The Use of Survival Analysis for Obtaining Audit Evidence in Assessing Companies’ Ability to Continue as a Going Concern

Abstract:

In the context of the current economic crisis, the fundamental role of the auditor is to guarantee the accuracy of the financial statements reported by the companies quoted on financial markets. According to international standards on auditing, within their mission, the auditors must also evaluate the company’s ability to continue its activity within a determined time horizon, without becoming insolvent, thus ensuring that the quality criteria concerning financial reporting are preserved. On its objective, independent, and professional opinion depend the strategic decisions of all the stakeholders, and the auditor carries all the responsibility for planning the mission, collecting the evidence, and performing the necessary procedures for issuing the final report. Within the mission, the auditors must support their audit opinion on sufficient and appropriate audit evidence, and the analytical procedures ensure a series of comparative information at the level of analyzed periods or branch.

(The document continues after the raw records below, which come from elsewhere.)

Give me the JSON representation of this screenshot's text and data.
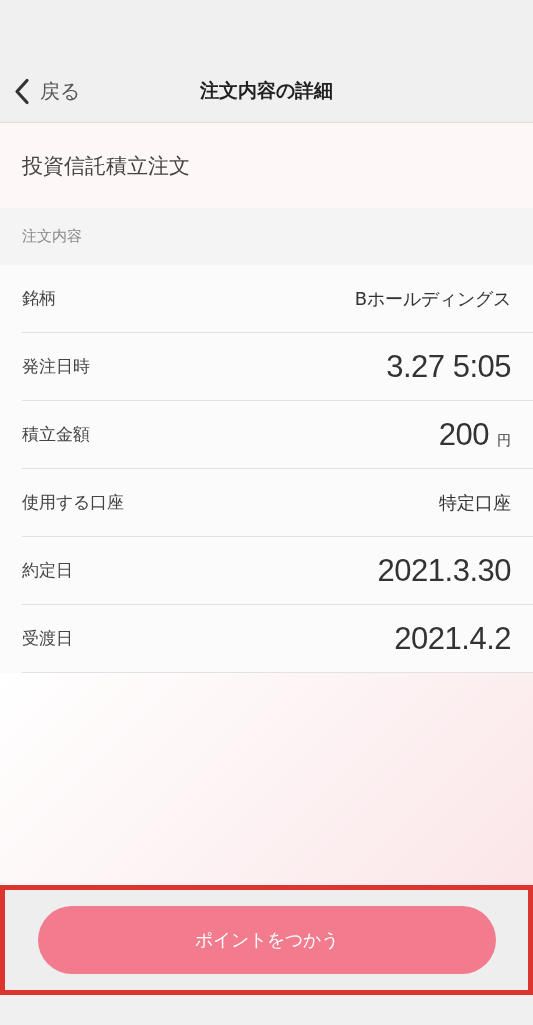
{
  "nav": {
    "back_label": "戻る",
    "title": "注文内容の詳細"
  },
  "order_type": "投資信託積立注文",
  "section_header": "注文内容",
  "rows": [
    {
      "label": "銘柄",
      "value": "Bホールディングス",
      "kind": "text"
    },
    {
      "label": "発注日時",
      "value": "3.27 5:05",
      "kind": "large"
    },
    {
      "label": "積立金額",
      "value": "200",
      "unit": "円",
      "kind": "large"
    },
    {
      "label": "使用する口座",
      "value": "特定口座",
      "kind": "text"
    },
    {
      "label": "約定日",
      "value": "2021.3.30",
      "kind": "large"
    },
    {
      "label": "受渡日",
      "value": "2021.4.2",
      "kind": "large"
    }
  ],
  "action_button": {
    "label": "ポイントをつかう",
    "highlighted": true
  }
}
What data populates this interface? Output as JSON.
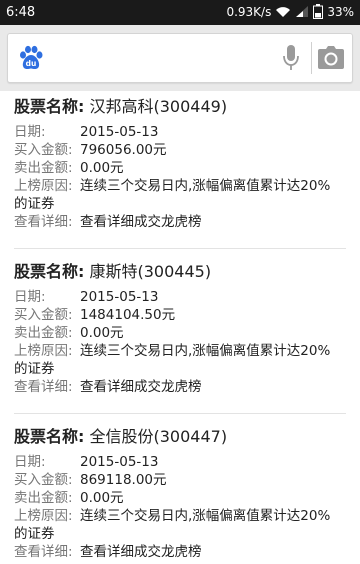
{
  "status_bar": {
    "time": "6:48",
    "network_speed": "0.93K/s",
    "battery": "33%"
  },
  "records": [
    {
      "name_label": "股票名称:",
      "name_value": "汉邦高科(300449)",
      "date_label": "日期:",
      "date_value": "2015-05-13",
      "buy_label": "买入金额:",
      "buy_value": "796056.00元",
      "sell_label": "卖出金额:",
      "sell_value": "0.00元",
      "reason_label": "上榜原因:",
      "reason_line1": "连续三个交易日内,涨幅偏离值累计达20%",
      "reason_line2": "的证券",
      "detail_label": "查看详细:",
      "detail_value": "查看详细成交龙虎榜"
    },
    {
      "name_label": "股票名称:",
      "name_value": "康斯特(300445)",
      "date_label": "日期:",
      "date_value": "2015-05-13",
      "buy_label": "买入金额:",
      "buy_value": "1484104.50元",
      "sell_label": "卖出金额:",
      "sell_value": "0.00元",
      "reason_label": "上榜原因:",
      "reason_line1": "连续三个交易日内,涨幅偏离值累计达20%",
      "reason_line2": "的证券",
      "detail_label": "查看详细:",
      "detail_value": "查看详细成交龙虎榜"
    },
    {
      "name_label": "股票名称:",
      "name_value": "全信股份(300447)",
      "date_label": "日期:",
      "date_value": "2015-05-13",
      "buy_label": "买入金额:",
      "buy_value": "869118.00元",
      "sell_label": "卖出金额:",
      "sell_value": "0.00元",
      "reason_label": "上榜原因:",
      "reason_line1": "连续三个交易日内,涨幅偏离值累计达20%",
      "reason_line2": "的证券",
      "detail_label": "查看详细:",
      "detail_value": "查看详细成交龙虎榜"
    }
  ],
  "icons": {
    "logo": "baidu-paw-logo",
    "mic": "microphone-icon",
    "camera": "camera-icon"
  },
  "colors": {
    "brand_blue": "#2f6fe0",
    "icon_gray": "#9a9a9a"
  }
}
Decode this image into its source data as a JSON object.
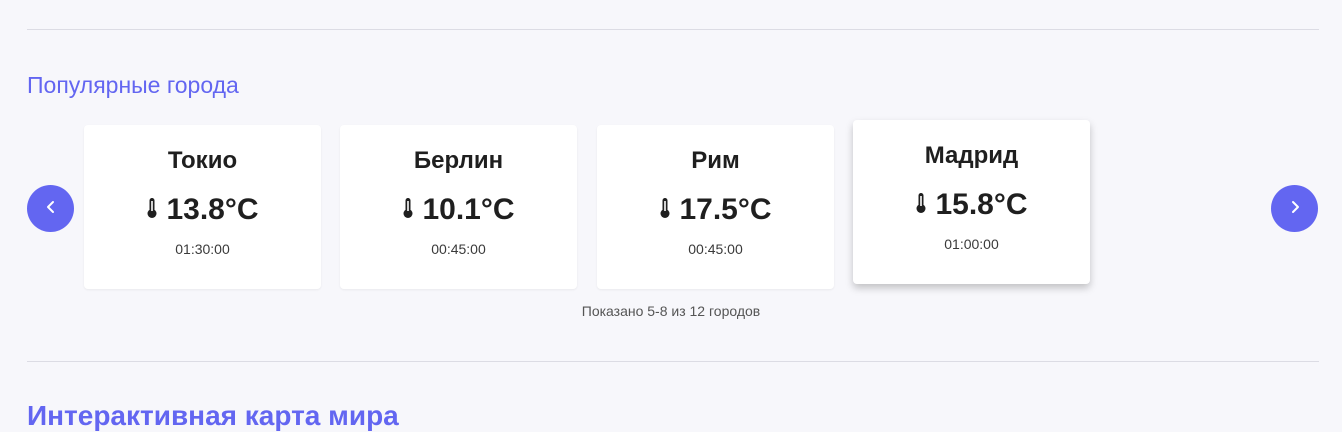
{
  "popular": {
    "title": "Популярные города",
    "cards": [
      {
        "city": "Токио",
        "temp": "13.8°C",
        "time": "01:30:00"
      },
      {
        "city": "Берлин",
        "temp": "10.1°C",
        "time": "00:45:00"
      },
      {
        "city": "Рим",
        "temp": "17.5°C",
        "time": "00:45:00"
      },
      {
        "city": "Мадрид",
        "temp": "15.8°C",
        "time": "01:00:00"
      }
    ],
    "pager": "Показано 5-8 из 12 городов",
    "prev_icon": "chevron-left-icon",
    "next_icon": "chevron-right-icon"
  },
  "next_section": {
    "title": "Интерактивная карта мира"
  },
  "colors": {
    "accent": "#6366f1",
    "background": "#f7f7fb"
  }
}
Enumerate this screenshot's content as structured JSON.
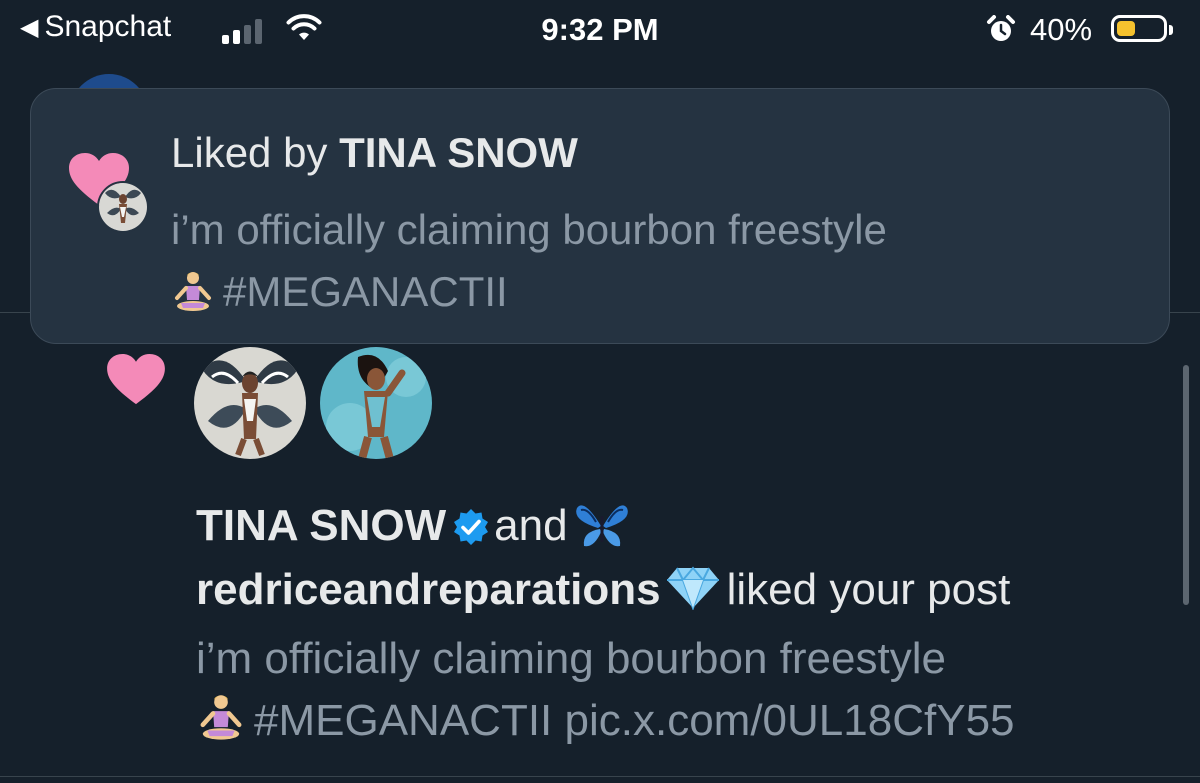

This study aims to support a model based on quantitative analysis techniques to evaluate the ability of the audited company to continue its activity, without being subject to the risk of insolvency, based on duration models using survival analysis. Obtaining the mortality tables, as well as estimating the probability and time of survival after the risk of insolvency are useful to the auditor in the evaluation of the audited company’s compliance with drawing the annual financial statements based on the going concern assumption. The study was performed on a sample of 77 companies quoted in the Bucharest Stock Exchange, subject to the risk of insolvency in the period 2008-2011. The data were treated and the results were obtained using the SPSS 19.0 and SAS EG 4.2 statistical software.